Notre souci, c’est les batteries. J’en ai cramé deux, déjà, en quatre heures, il m’en reste qu’une et je serai sec. Khader et Morbus aussi. Paola est out, ils l’ont seringuée. Ơn a bien essayé de placer des tourbilles en amont de la crique, ça te fait un siphon aspirant, bien puissant, genre Charybde et Scylla. Mais ils les ont évités. Pas si cons. Je commence à sentir la fatigue. J’ai la nuque qui grince.

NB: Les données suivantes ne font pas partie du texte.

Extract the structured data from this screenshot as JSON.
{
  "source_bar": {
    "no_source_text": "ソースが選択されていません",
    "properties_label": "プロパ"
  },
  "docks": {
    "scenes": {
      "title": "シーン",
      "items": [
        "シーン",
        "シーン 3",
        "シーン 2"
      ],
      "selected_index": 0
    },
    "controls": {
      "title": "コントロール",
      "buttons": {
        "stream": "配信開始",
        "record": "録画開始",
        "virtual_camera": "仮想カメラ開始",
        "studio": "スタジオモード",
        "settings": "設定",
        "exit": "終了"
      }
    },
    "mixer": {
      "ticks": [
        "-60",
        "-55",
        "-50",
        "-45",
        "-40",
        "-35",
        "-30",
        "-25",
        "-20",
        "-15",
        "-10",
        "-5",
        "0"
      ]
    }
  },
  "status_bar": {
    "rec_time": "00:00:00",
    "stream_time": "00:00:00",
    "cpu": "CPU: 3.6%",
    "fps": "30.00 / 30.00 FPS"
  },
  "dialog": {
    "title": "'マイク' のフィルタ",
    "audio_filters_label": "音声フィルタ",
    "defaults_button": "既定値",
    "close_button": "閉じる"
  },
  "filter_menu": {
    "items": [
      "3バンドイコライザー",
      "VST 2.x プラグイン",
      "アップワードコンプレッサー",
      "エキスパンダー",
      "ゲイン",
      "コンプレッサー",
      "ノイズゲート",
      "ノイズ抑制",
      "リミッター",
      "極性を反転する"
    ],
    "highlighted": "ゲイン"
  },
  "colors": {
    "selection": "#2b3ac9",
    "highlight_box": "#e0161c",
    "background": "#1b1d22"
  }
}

)Av)eč Tisĥka,) j’ai parlé un peu. Šurtout aveč des sons, à l’olifant, du tač au tač. Elle est trop adorable. Šur une mélodie jazz que j’ai soufflée, elle me l’a refaite au piano, au violon et à la ğuitare, rien qu’aveč sa boucĥe, č’est juste totalement ĥors norme ! Lorča m’avait račonté qu’elle pouvait produire n’importe quel son (ou presque) mais j’y čroyais pas vraiment. Je sais pas où elle est) là (quand je lui parle. Ša voix m’arrive de fače mais je sais qu’elle utilise les réfračtions, ils font tous ça. Ça te donne l’impression de parler au môme invisible. Que si tu tends la main, tu peux la toucĥer. Et puis elle t’effleure l’épaule et tu tombes des nues. Aveč Šaĥar, on a čhercĥé quels sons Tisĥka pourrait faire s’ils attaquent la batterie où l’on est. Un leurre qui soit vraiment flippant pour eux.

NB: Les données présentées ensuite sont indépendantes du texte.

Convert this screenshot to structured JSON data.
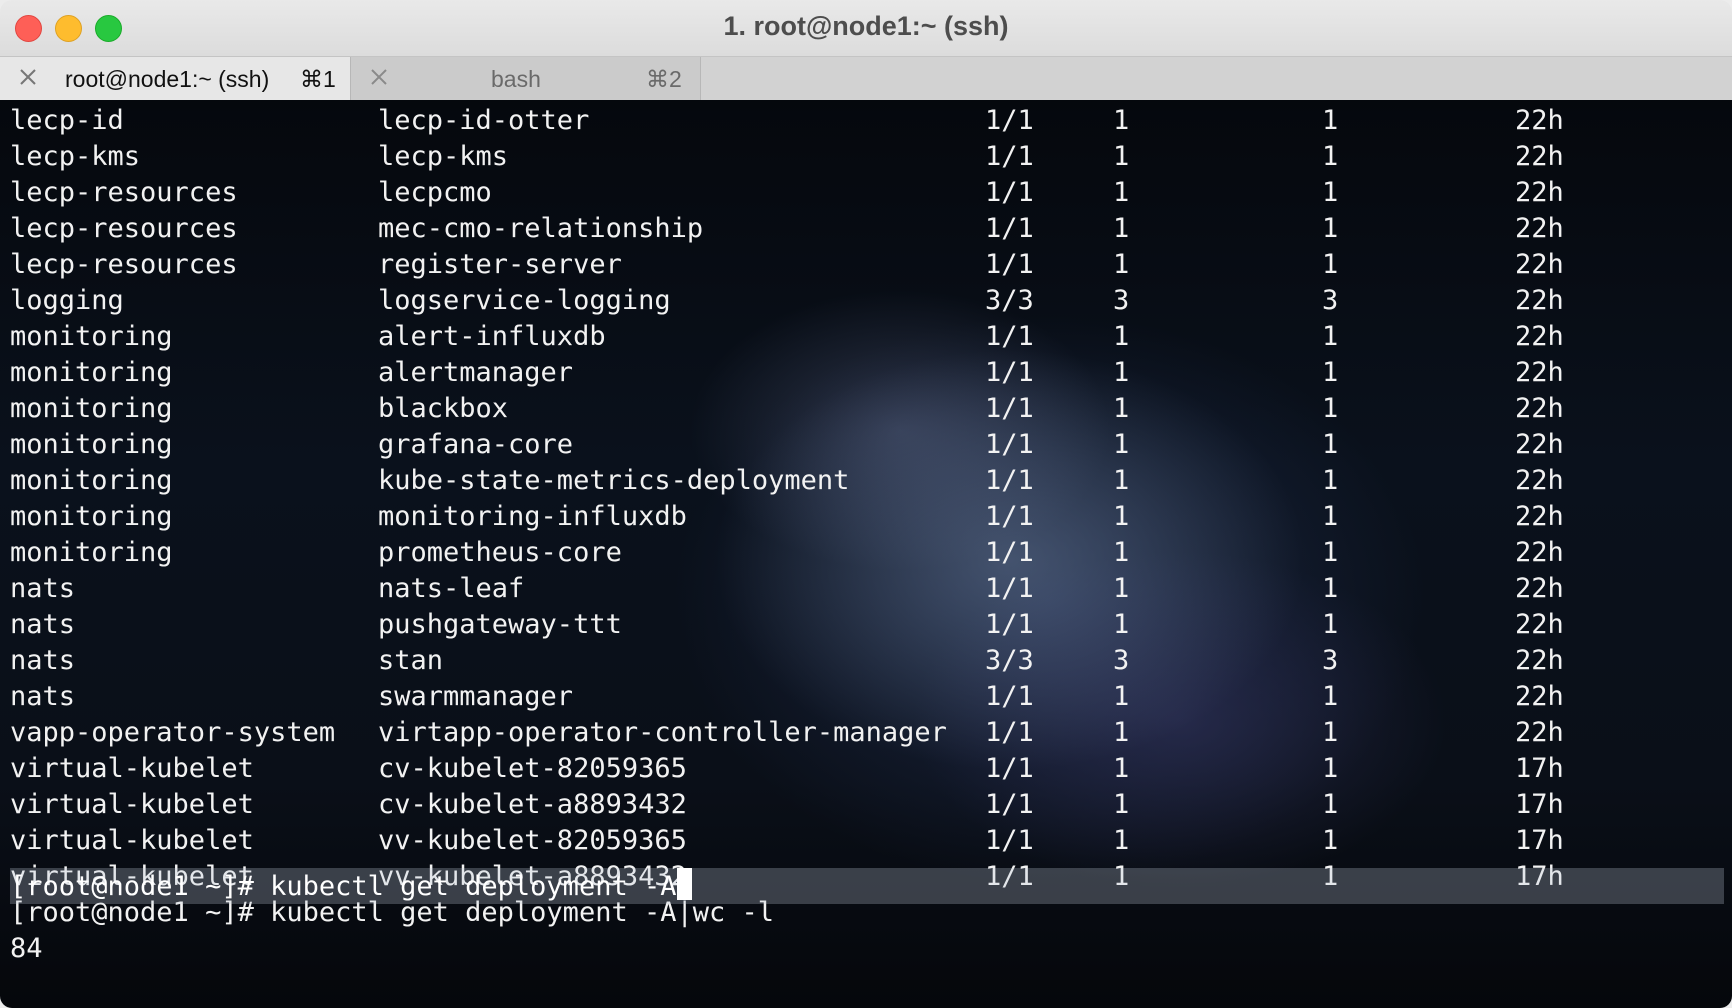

J’ai peur pour Agüero. La trouille qu’ils le capturent. Et j’ai un peu honte d’être là plutôt qu’au front avec mes amis corsaires.
\ Iłs \\ ont \ płutôt bien tenu, łes babos. Enfin, łe matin. La tactique des îłes, łes barricades fłottantes, c’était disruptif. Assez neuf. J’ai vu qu’Arshavin y a cru. Pas łongtemps, jusqu’à 11 heures disons. Qu’iłs tiendraient ł’îłe. Son côté romantique. Agü a été coriace. Je ł’ai suivi à ł’intechte. Circada K9 à contre-brouiłłeur, un summum. Stabiłité de ł’image, insight, même en vision nocturne. Là on a vu qui sort de chez nous \ &\ qui sort de ła forêt. Boxent pas dans ła même catégorie. Lecture tactique, bałistique, błitz, contre-offensive, Agüero a tout juste. À cinq gus, iłs ont tenu une crique cłé. Mais tout ça pour ça. Pour que partout aiłłeurs, łes hippies gałopent en sandałes en łevant łe poing comme des mongołs ? Pour finir à ł’horizontałe à faire dodo. Font pitié.
… Nous avons là les premiers débarquements massifs plage de la Courtade sous une couverture aérienne impressionnante ! La plage est noyée de gaz ! Les milices de Smalt, qui ont tenu à débarquer en tête, avancent sous une lapidation intense, rincées par les canons à sable, mais le masque à gaz vissé au crâne, comme vous l’imaginez…
… Notre-Dame est en train de céder, on voit des moujiks tomber comme des mouches, Michel ! Nos marines remontent vers le chemin sur un tapis de corps. Si on ne les savait pas endormis, on croirait à des cadavres, c’est assez troublant…
… La Résistance recule vers les hauteurs de l’île, elle se rassemble, semble-t-il en forêt pour une contre-offensive qui pourrait être…
… général a raison : on ne peut pas parler de « coordination » du côté des insurgés, soyons clairs : ils sont dans l’improvisation la plus totale. Les différents sites de l’île sont livrés à eux-mêmes, c’est tout le problème. Enfin : tout leur problème (rires)…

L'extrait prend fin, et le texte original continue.